In the fall of 1851, the Denny Party arrived at Alki Point in what is now the state of Washington.  After spending a miserable winter on the western shores of Elliott Bay, the party relocated to the eastern shores and established the settlement that would become Seattle.  Early Seattle was dominated by the logging industry.  The combination of a safe bay and an abundance of coniferous trees made Seattle the perfect location for shipping lumber to California.  In 1852, Henry Yesler began construction of the first steam-powered mill in the Pacific Northwest. Because of the easy access to lumber, nearly every building was constructed of the affordable, but combustible timber.  Additionally, because the area was at or below sea level, the fledgling town was a frequent victim of massive floods, requiring buildings to be built on wooden stilts.  The town also used hollowed out scrap logs propped up on wooden braces as sewer and water pipes, increasing the combustible loading.

Events of the fire

At approximately 2:20 pm on June 6, 1889, an accidentally overturned glue pot in a carpentry shop started the most destructive fire in the history of Seattle. The next day, the Seattle Post-Intelligencer, operating out of temporary facilities in the wake of the fire, reported incorrectly that the incident began in "Jim McGough's paint shop, under Smith's boot and shoe store, at the corner of Front and Madison streets, in what was known as the Denny block"; a correction two weeks later said that it "actually started in the Clairmont and Company cabinet shop, below McGough's shop in the basement of the Pontius building", but the original error was often repeated, including in Murray Morgan's bestselling Seattle history book Skid Road (1951). The pot was tipped over by John Back, a 24-year-old Swede. The fire soon spread to the wood chips and turpentine covering the floor. Back attempted to douse the fire with water which only served to spread the fire further. The fire department arrived by 2:45, but by that time the area was so smokey that the source of the fire could not be determined.

Spread of fire
Fed by the shop's timber and an unusually dry summer, the blaze erupted and shortly devoured the entire block. A nearby liquor store exploded, and the alcohol fueled the flames. The fire quickly spread north to the Kenyon block and the nearby Madison and Griffith blocks. Wooden boardwalks carried the flames across streets to ignite other blocks.

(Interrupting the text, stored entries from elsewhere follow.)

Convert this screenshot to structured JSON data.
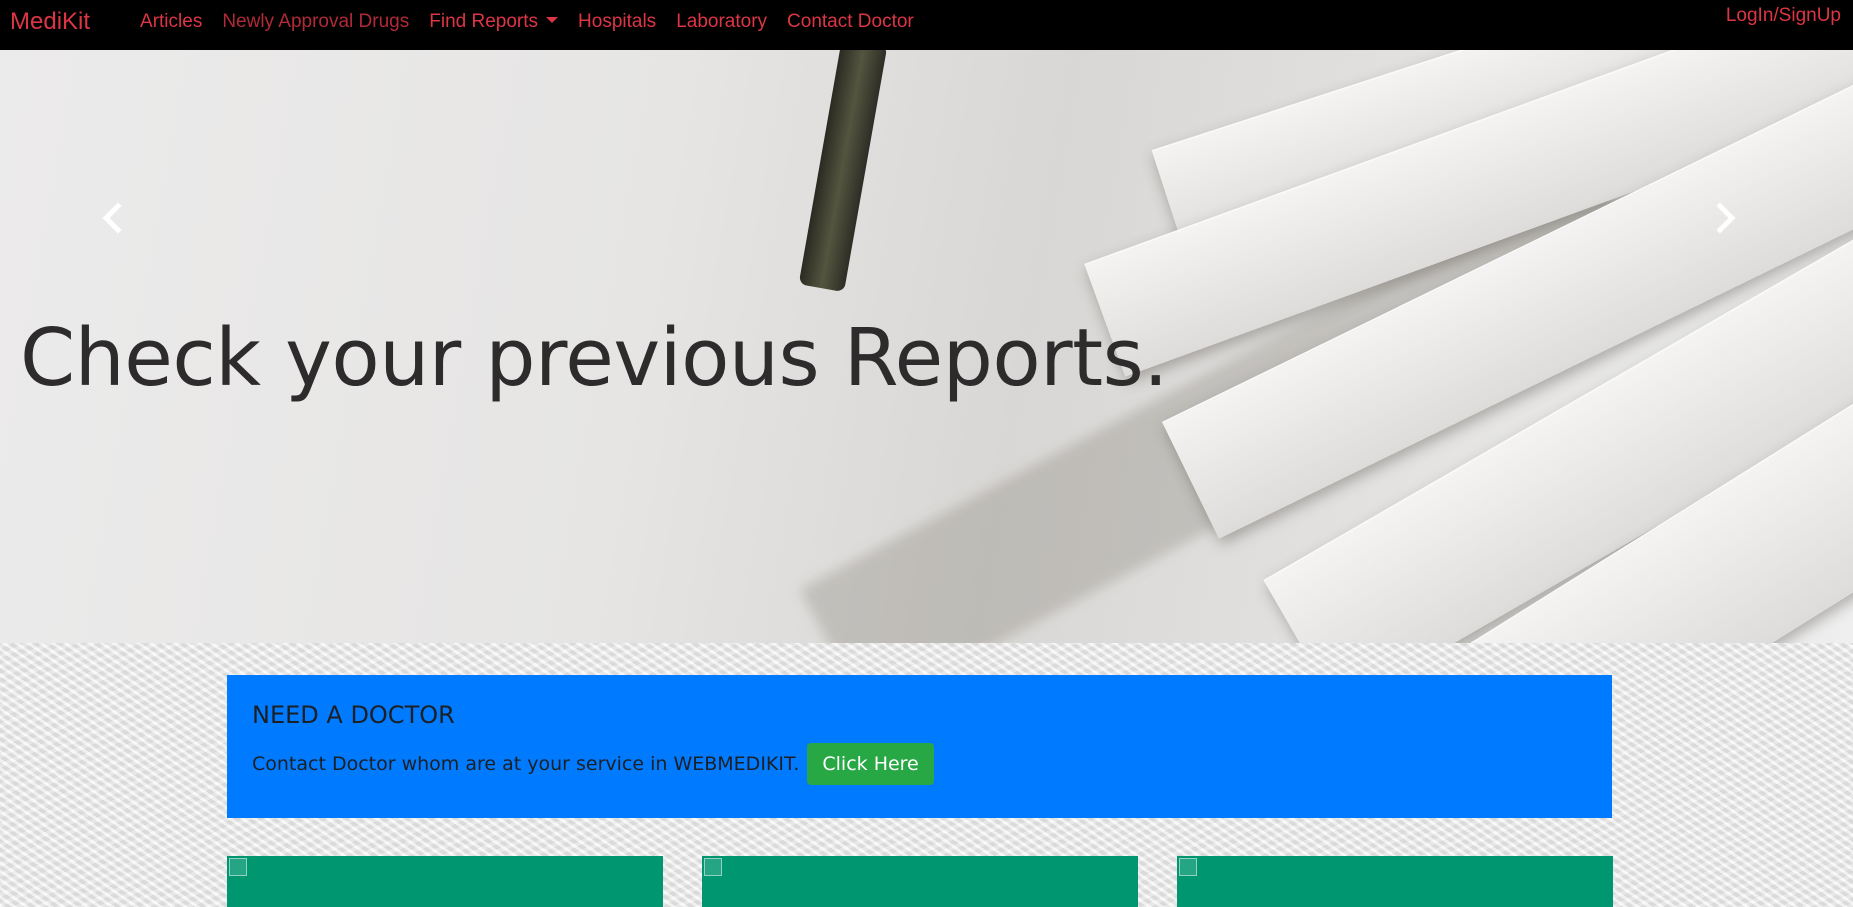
{
  "navbar": {
    "brand": "MediKit",
    "links": [
      "Articles",
      "Newly Approval Drugs",
      "Find Reports",
      "Hospitals",
      "Laboratory",
      "Contact Doctor"
    ],
    "login": "LogIn/SignUp"
  },
  "carousel": {
    "caption": "Check your previous Reports.",
    "active_slide": 3,
    "slide_count": 3
  },
  "doctor": {
    "title": "NEED A DOCTOR",
    "text": "Contact Doctor whom are at your service in WEBMEDIKIT.",
    "button": "Click Here"
  },
  "colors": {
    "nav_text": "#dc3545",
    "banner": "#007bff",
    "button": "#28a745",
    "card": "#009670"
  }
}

A combination of ill-preparedness and unfortunate circumstances contributed to the great fire. Seattle's water supply was insufficient in fighting the giant inferno. Fire hydrants were sparsely located on every other street, usually connected to small pipes. There were so many hydrants in use during the fire that the water pressure was too weak to fight such a massive blaze. Seattle was also operated by a volunteer fire department, which was competent, but inadequate in extinguishing the fire.

Magnitude of destruction
By the morning of June 7, the fire had burned 25 city blocks, including the entire business district, four of the city's wharves, and its railroad terminals.  The fire would be called the most destructive fire in the history of Seattle. 
Despite the massive destruction of property, few to no deaths occurred. Some claim a young boy named James Goin was killed in the blaze although no reliable records have been found from that time. However, there were fatalities during the cleanup process and over 1 million rodents were killed. Total losses were estimated at nearly $20 million ($ in  dollars).

Reconstruction and recovery

Despite the magnitude of destruction, the rebuilding effort began quickly. Rather than starting over somewhere else, Seattle's citizens decided to rebuild. Seattle rebuilt from the ashes quickly, and the fire killed many rats and other vermin, thereby eliminating the city's rodent problems. A new building ordinance resulted in a downtown of brick and stone buildings, rather than wood.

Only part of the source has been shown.